|Forum Archaeologiae - Zeitschrift für klassische Archäologie 55 / VI / 2010|
The history of archaeological excavations on the territory of Crimea (Ukraine) numbers few centuries. In addition to the traditional and the most prestigious sectors such as Stone Age, Ancient, Scythian, Byzantines eras and the time of the Great Migration of Peoples etc. The Crimea occupies 4% of the territory of modern Ukraine, but 25% of cultural and historical monuments of the state are located on its territory and many of them are the world famous. The history of many Crimean cities (Kerch, Sevastopol, Evpatoria, Feodosia) keeps the memory of nations for more than 2500 years.
Since 1993, the Crimean archaeological expeditions have acquired an international character. They have been attended by scientists, not only from Russia, but also by specialists from Germany, Belgium, France, UK, USA, Canada, Turkey, etc. However, at the moment only 12 expeditions left (once there were 32). Taking only the Russian expeditions' example; I will talk about the difficulties, as the leading role in the archaeological studies has traditionally belonged to Russian specialists.
Major scientific discoveries, numerous publications and world-famous collection of Russian and Ukrainian museums - these are the results of their works. A successfully established system of organizing and conducting of the Ancient monuments archaeological research, located on the territory of Crimea operated for many decades (from 1930s of XX), up to the year 2009. However, in 2009, before the field season, Russian archaeologists at first time faced with a very controversial and complicated situation connecting with the issuing of the permit documents giving the right to conduct the archaeological researches in the Crimea. Under the false pretext of imperfection of the Ukrainian legislation the Ukrainian authorities denied in the receiving of the Excavation licenses to all 12 Russian expeditions remaining in the Crimea. It took urgent talks and consultations at the Ministry of Culture and Ministry of Foreign Affairs of Russia and Ukraine to develop a temporary, interim solution of the problem. In order not to disrupt the field season of 12 Russian expeditions in the Crimea, a temporary option of obtaining permits for the organization and conducting of the works was quickly implemented.
Field season of the year 2009 showed in practice, the heads of the Russian expeditions have been deprived of legal rights to organize and carry out the archaeological work, to process and register the received materials. This artificially constructed but failed scheme seriously hampered the organization and conducting of expeditions, creating certain difficulties even for our Ukrainian archaeologists.
We should not forget that Russian archaeologists' study is conducted in the conditions of increasing destruction and looting of the Crimean archaeological sites. In this regard the need of further systematic work of Russian expeditions, including the primary conservation, restoration and preservation of sites during the field season, is objectively one of the important measures for their conservation.

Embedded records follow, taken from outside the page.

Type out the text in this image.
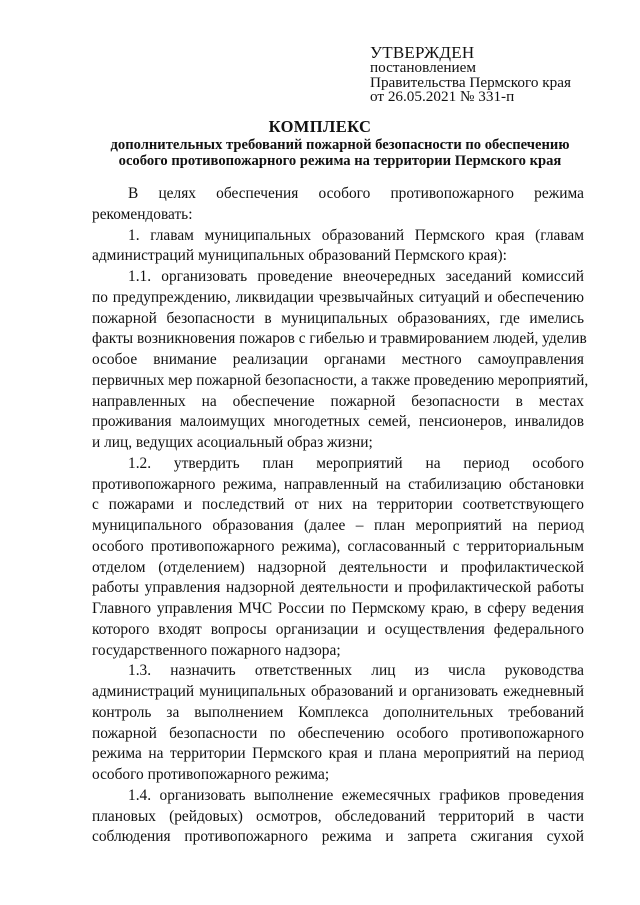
УТВЕРЖДЕН
постановлением
Правительства Пермского края
от 26.05.2021 № 331-п
КОМПЛЕКС
дополнительных требований пожарной безопасности по обеспечению
особого противопожарного режима на территории Пермского края
В целях обеспечения особого противопожарного режима
рекомендовать:
1. главам муниципальных образований Пермского края (главам
администраций муниципальных образований Пермского края):
1.1. организовать проведение внеочередных заседаний комиссий
по предупреждению, ликвидации чрезвычайных ситуаций и обеспечению
пожарной безопасности в муниципальных образованиях, где имелись
факты возникновения пожаров с гибелью и травмированием людей, уделив
особое внимание реализации органами местного самоуправления
первичных мер пожарной безопасности, а также проведению мероприятий,
направленных на обеспечение пожарной безопасности в местах
проживания малоимущих многодетных семей, пенсионеров, инвалидов
и лиц, ведущих асоциальный образ жизни;
1.2. утвердить план мероприятий на период особого
противопожарного режима, направленный на стабилизацию обстановки
с пожарами и последствий от них на территории соответствующего
муниципального образования (далее – план мероприятий на период
особого противопожарного режима), согласованный с территориальным
отделом (отделением) надзорной деятельности и профилактической
работы управления надзорной деятельности и профилактической работы
Главного управления МЧС России по Пермскому краю, в сферу ведения
которого входят вопросы организации и осуществления федерального
государственного пожарного надзора;
1.3. назначить ответственных лиц из числа руководства
администраций муниципальных образований и организовать ежедневный
контроль за выполнением Комплекса дополнительных требований
пожарной безопасности по обеспечению особого противопожарного
режима на территории Пермского края и плана мероприятий на период
особого противопожарного режима;
1.4. организовать выполнение ежемесячных графиков проведения
плановых (рейдовых) осмотров, обследований территорий в части
соблюдения противопожарного режима и запрета сжигания сухой
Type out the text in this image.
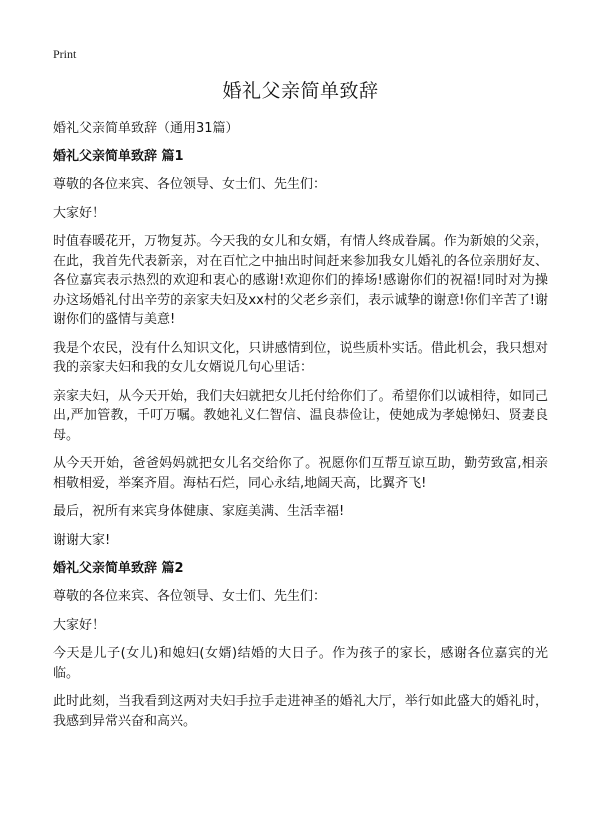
Print
婚礼父亲简单致辞
婚礼父亲简单致辞（通用31篇）
婚礼父亲简单致辞 篇1

尊敬的各位来宾、各位领导、女士们、先生们：

大家好！

时值春暖花开，万物复苏。今天我的女儿和女婿，有情人终成眷属。作为新娘的父亲，在此，我首先代表新亲，对在百忙之中抽出时间赶来参加我女儿婚礼的各位亲朋好友、各位嘉宾表示热烈的欢迎和衷心的感谢!欢迎你们的捧场!感谢你们的祝福!同时对为操办这场婚礼付出辛劳的亲家夫妇及xx村的父老乡亲们，表示诚挚的谢意!你们辛苦了!谢谢你们的盛情与美意!

我是个农民，没有什么知识文化，只讲感情到位，说些质朴实话。借此机会，我只想对我的亲家夫妇和我的女儿女婿说几句心里话：

亲家夫妇，从今天开始，我们夫妇就把女儿托付给你们了。希望你们以诚相待，如同己出,严加管教，千叮万嘱。教她礼义仁智信、温良恭俭让，使她成为孝媳悌妇、贤妻良母。

从今天开始，爸爸妈妈就把女儿名交给你了。祝愿你们互帮互谅互助，勤劳致富,相亲相敬相爱，举案齐眉。海枯石烂，同心永结,地阔天高，比翼齐飞!

最后，祝所有来宾身体健康、家庭美满、生活幸福!

谢谢大家!

婚礼父亲简单致辞 篇2

尊敬的各位来宾、各位领导、女士们、先生们：

大家好！

今天是儿子(女儿)和媳妇(女婿)结婚的大日子。作为孩子的家长，感谢各位嘉宾的光临。

此时此刻，当我看到这两对夫妇手拉手走进神圣的婚礼大厅，举行如此盛大的婚礼时，我感到异常兴奋和高兴。
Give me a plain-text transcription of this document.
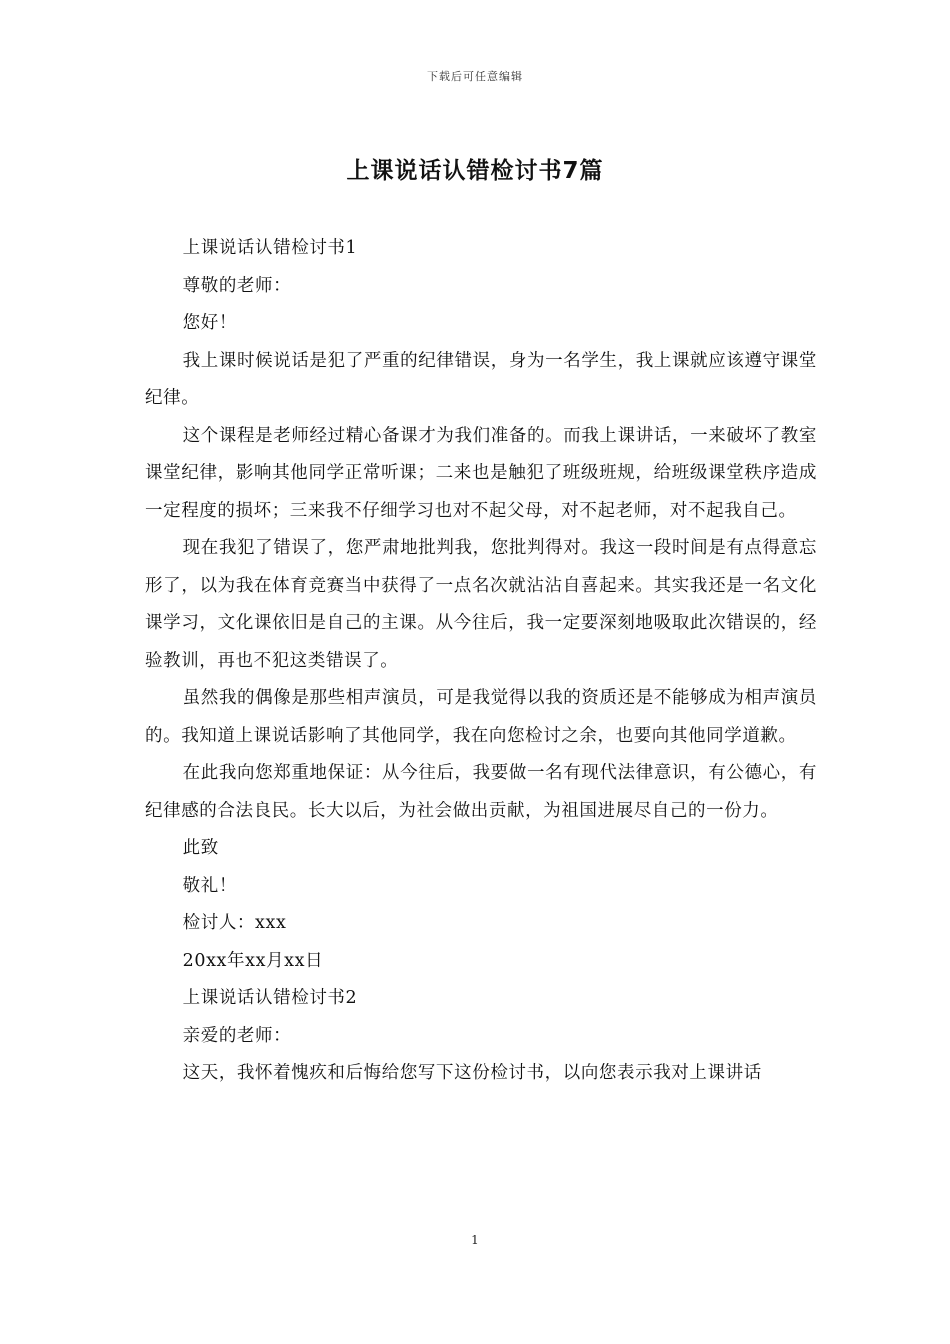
下载后可任意编辑
上课说话认错检讨书7篇

上课说话认错检讨书1

尊敬的老师：

您好！

我上课时候说话是犯了严重的纪律错误，身为一名学生，我上课就应该遵守课堂纪律。

这个课程是老师经过精心备课才为我们准备的。而我上课讲话，一来破坏了教室课堂纪律，影响其他同学正常听课；二来也是触犯了班级班规，给班级课堂秩序造成一定程度的损坏；三来我不仔细学习也对不起父母，对不起老师，对不起我自己。

现在我犯了错误了，您严肃地批判我，您批判得对。我这一段时间是有点得意忘形了，以为我在体育竞赛当中获得了一点名次就沾沾自喜起来。其实我还是一名文化课学习，文化课依旧是自己的主课。从今往后，我一定要深刻地吸取此次错误的，经验教训，再也不犯这类错误了。

虽然我的偶像是那些相声演员，可是我觉得以我的资质还是不能够成为相声演员的。我知道上课说话影响了其他同学，我在向您检讨之余，也要向其他同学道歉。

在此我向您郑重地保证：从今往后，我要做一名有现代法律意识，有公德心，有纪律感的合法良民。长大以后，为社会做出贡献，为祖国进展尽自己的一份力。

此致

敬礼！

检讨人：xxx

20xx年xx月xx日

上课说话认错检讨书2

亲爱的老师：

这天，我怀着愧疚和后悔给您写下这份检讨书，以向您表示我对上课讲话

1
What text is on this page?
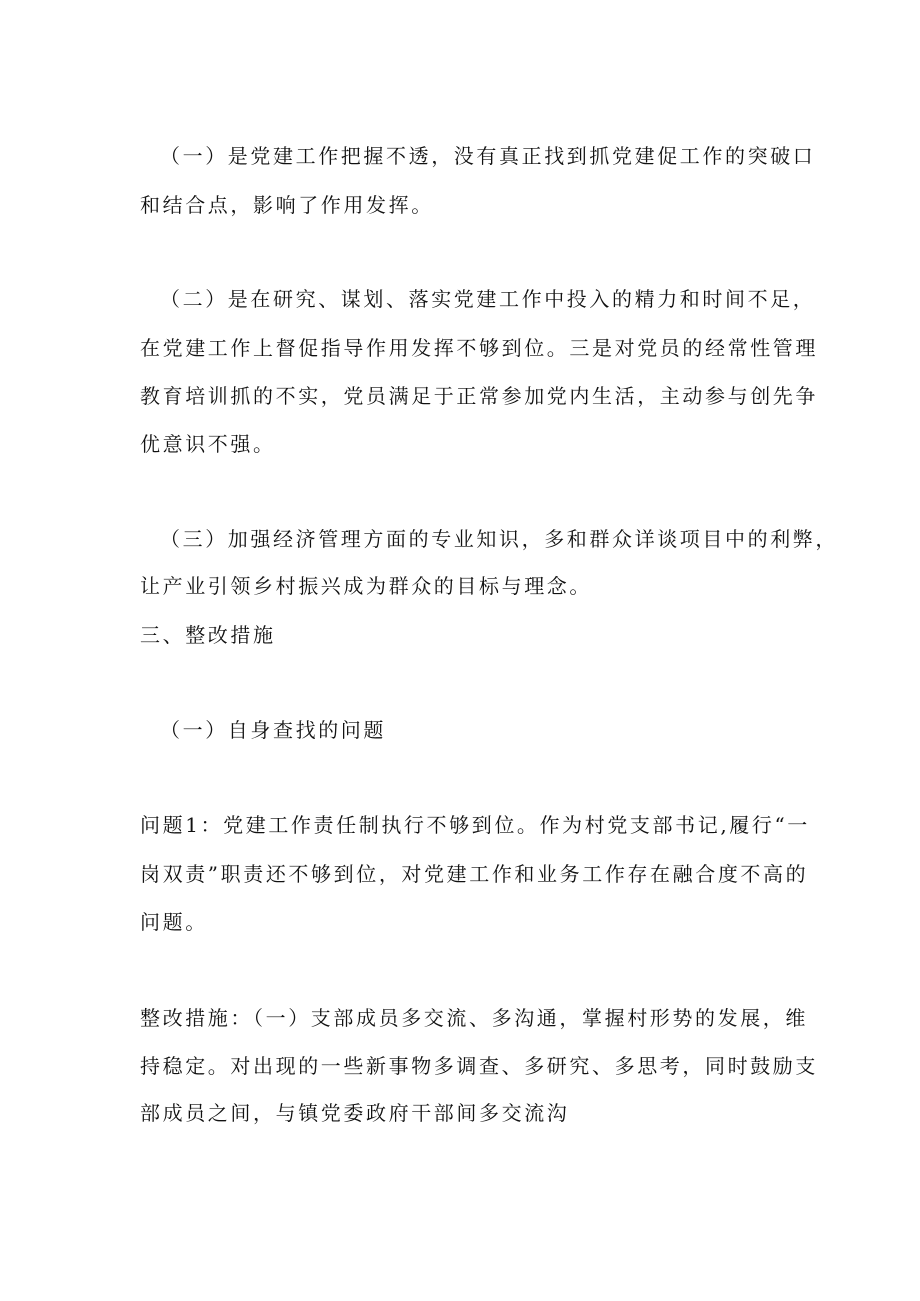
（一）是党建工作把握不透，没有真正找到抓党建促工作的突破口

和结合点，影响了作用发挥。

（二）是在研究、谋划、落实党建工作中投入的精力和时间不足，

在党建工作上督促指导作用发挥不够到位。三是对党员的经常性管理

教育培训抓的不实，党员满足于正常参加党内生活，主动参与创先争

优意识不强。

（三）加强经济管理方面的专业知识，多和群众详谈项目中的利弊，

让产业引领乡村振兴成为群众的目标与理念。

三、整改措施

（一）自身查找的问题

问题1：党建工作责任制执行不够到位。作为村党支部书记,履行“一

岗双责”职责还不够到位，对党建工作和业务工作存在融合度不高的

问题。

整改措施：（一）支部成员多交流、多沟通，掌握村形势的发展，维

持稳定。对出现的一些新事物多调查、多研究、多思考，同时鼓励支

部成员之间，与镇党委政府干部间多交流沟
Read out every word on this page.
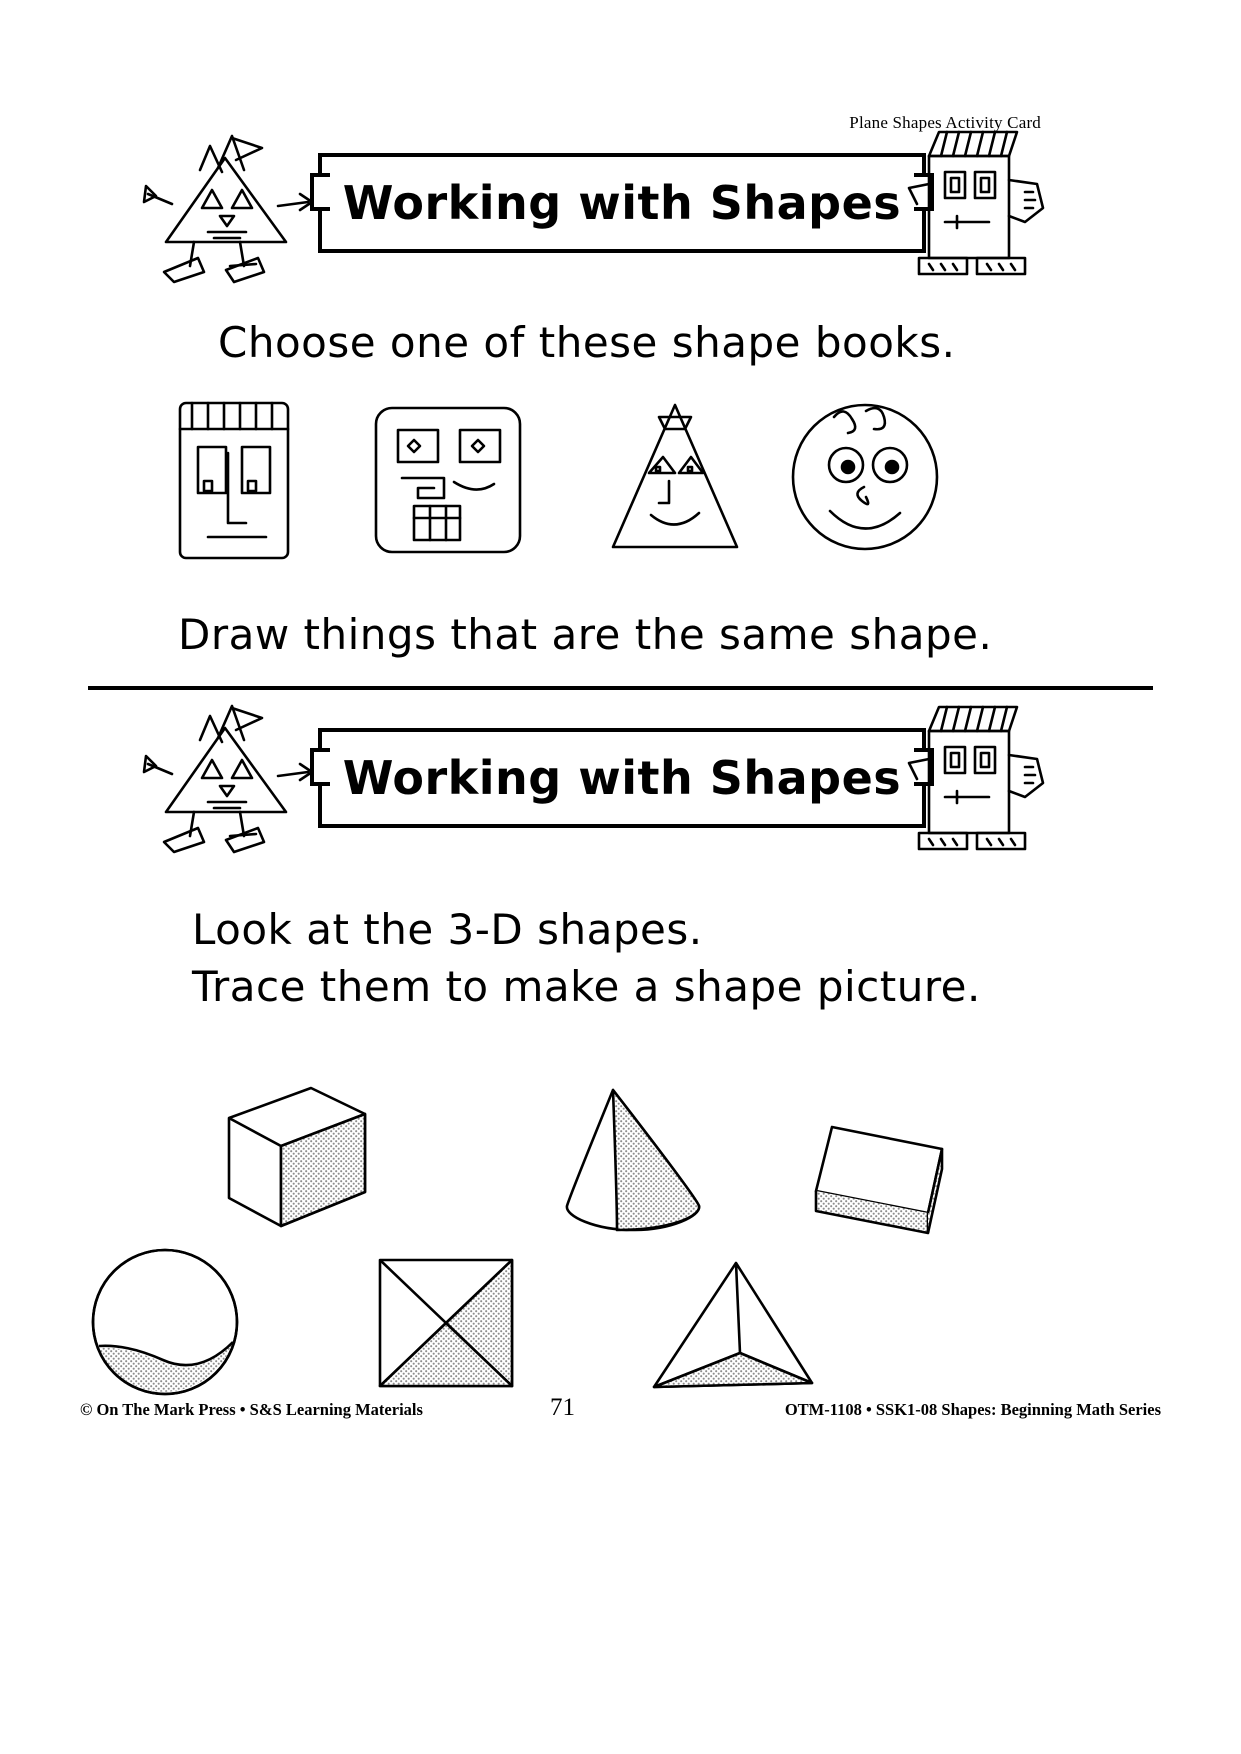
Plane Shapes Activity Card
Working with Shapes
Choose one of these shape books.
Draw things that are the same shape.
Working with Shapes
Look at the 3-D shapes.
Trace them to make a shape picture.
© On The Mark Press • S&S Learning Materials	71	OTM-1108 • SSK1-08 Shapes: Beginning Math Series
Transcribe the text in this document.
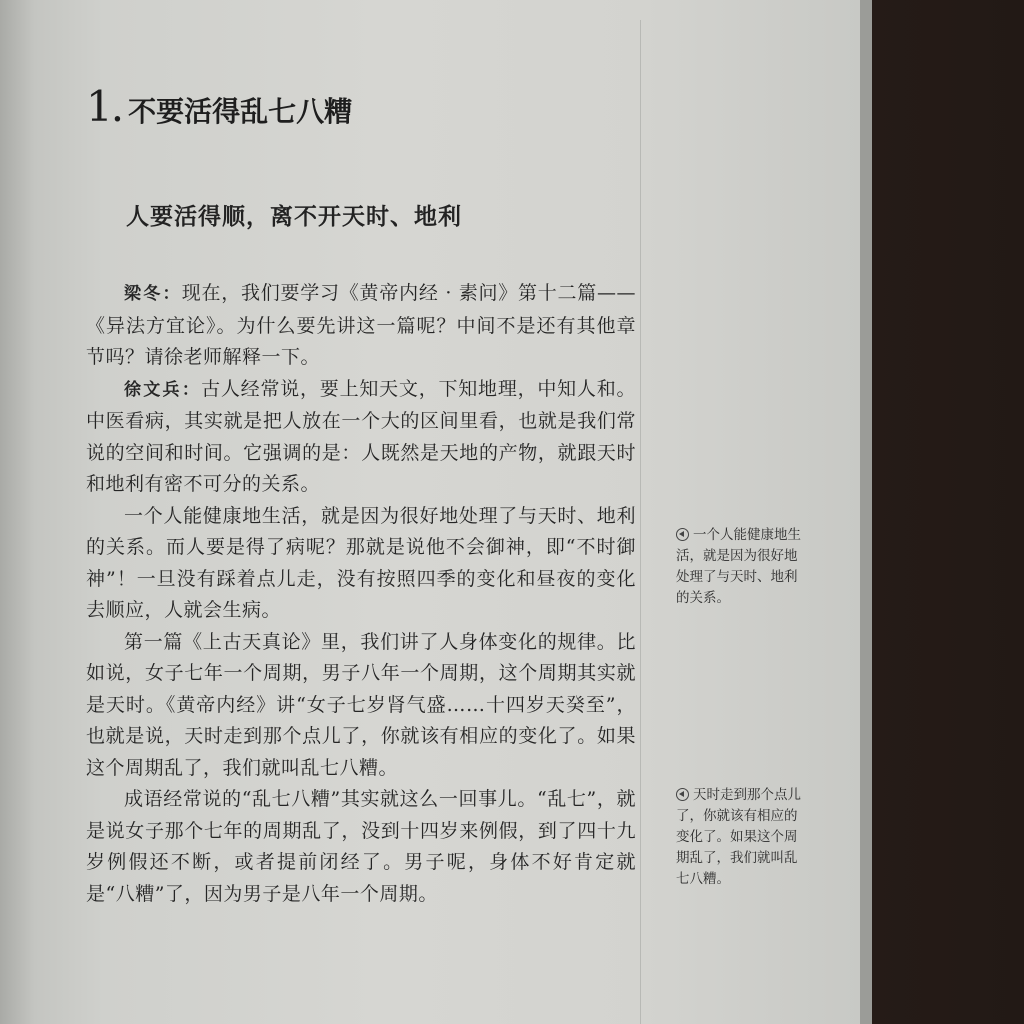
1. 不要活得乱七八糟
人要活得顺，离不开天时、地利

梁冬：现在，我们要学习《黄帝内经 · 素问》第十二篇——《异法方宜论》。为什么要先讲这一篇呢？中间不是还有其他章节吗？请徐老师解释一下。

徐文兵：古人经常说，要上知天文，下知地理，中知人和。中医看病，其实就是把人放在一个大的区间里看，也就是我们常说的空间和时间。它强调的是：人既然是天地的产物，就跟天时和地利有密不可分的关系。

一个人能健康地生活，就是因为很好地处理了与天时、地利的关系。而人要是得了病呢？那就是说他不会御神，即“不时御神”！一旦没有踩着点儿走，没有按照四季的变化和昼夜的变化去顺应，人就会生病。

第一篇《上古天真论》里，我们讲了人身体变化的规律。比如说，女子七年一个周期，男子八年一个周期，这个周期其实就是天时。《黄帝内经》讲“女子七岁肾气盛……十四岁天癸至”，也就是说，天时走到那个点儿了，你就该有相应的变化了。如果这个周期乱了，我们就叫乱七八糟。

成语经常说的“乱七八糟”其实就这么一回事儿。“乱七”，就是说女子那个七年的周期乱了，没到十四岁来例假，到了四十九岁例假还不断，或者提前闭经了。男子呢，身体不好肯定就是“八糟”了，因为男子是八年一个周期。

一个人能健康地生活，就是因为很好地处理了与天时、地利的关系。
天时走到那个点儿了，你就该有相应的变化了。如果这个周期乱了，我们就叫乱七八糟。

Funding for these studies in the Crimea has traditionally been the Russian. Thus, in accordance with the Ukrainian legislation, the materials obtained during the excavation, including the unique exhibits, each year enrich the collections of the Crimean museums.
Governmental decisions of archaeological activities in the territory of Ukraine in 2009 are: the centralization transformed into the monopolization and commercialization of the national cultural heritage preserving and researching.
Over the past 10 years the number of archaeological expeditions and detachments working in the Crimea decreased in 2 times, and the number of Professional Archaeologists in 2,5 times.
A true calamity for the Crimea in recent years is unprecedented looting "digs" with the only purpose - to meet the demand for antiquities in the near and far abroad. Archeologists count that annually about 1,000 burial mounds, tombs, gravestone and underground tombs in the Crimea are looted.
So, the facts contained in my report show that the destruction and the irretrievable loss of archaeological sites of world significance can happen not only in the open hostilities, but also because of irresponsible, incompetent government policies, as well as the contemplative attitude of the international community. In my opinion, it is necessary to adopt or improve some international instruments concerning the protection and restoration of historical and architectural monuments that could give the international organizations the right to influence the processes taking place both in the problematical country and beyond its borders, preventing looting and destruction of historical sites and artifacts.
And here the problem of the world community is to work together to create the conditions that preclude the sale of items obtained during the illegal excavations in the Crimea as well as in the other states. This can be achieved by tightening the conditions of international auctions, close cooperation between law enforcement agencies of different countries. Equally important is the humanitarian aspect of the problem: the attitude of society at large to the facts of the acquisition of things, obtained illegally, by private collectors.
The international community lacks of full information even about the most important archaeological monuments located on the territory of Crimea. Joint researches, exhibitions, restoration projects with an international character can help to fill these information gaps. Exchange programs for specialists, especially the young are of a great importance, too. The Crimean museums, performing the storing function of archaeological artifacts, are already working in this direction. We are open to interesting suggestions and further cooperation.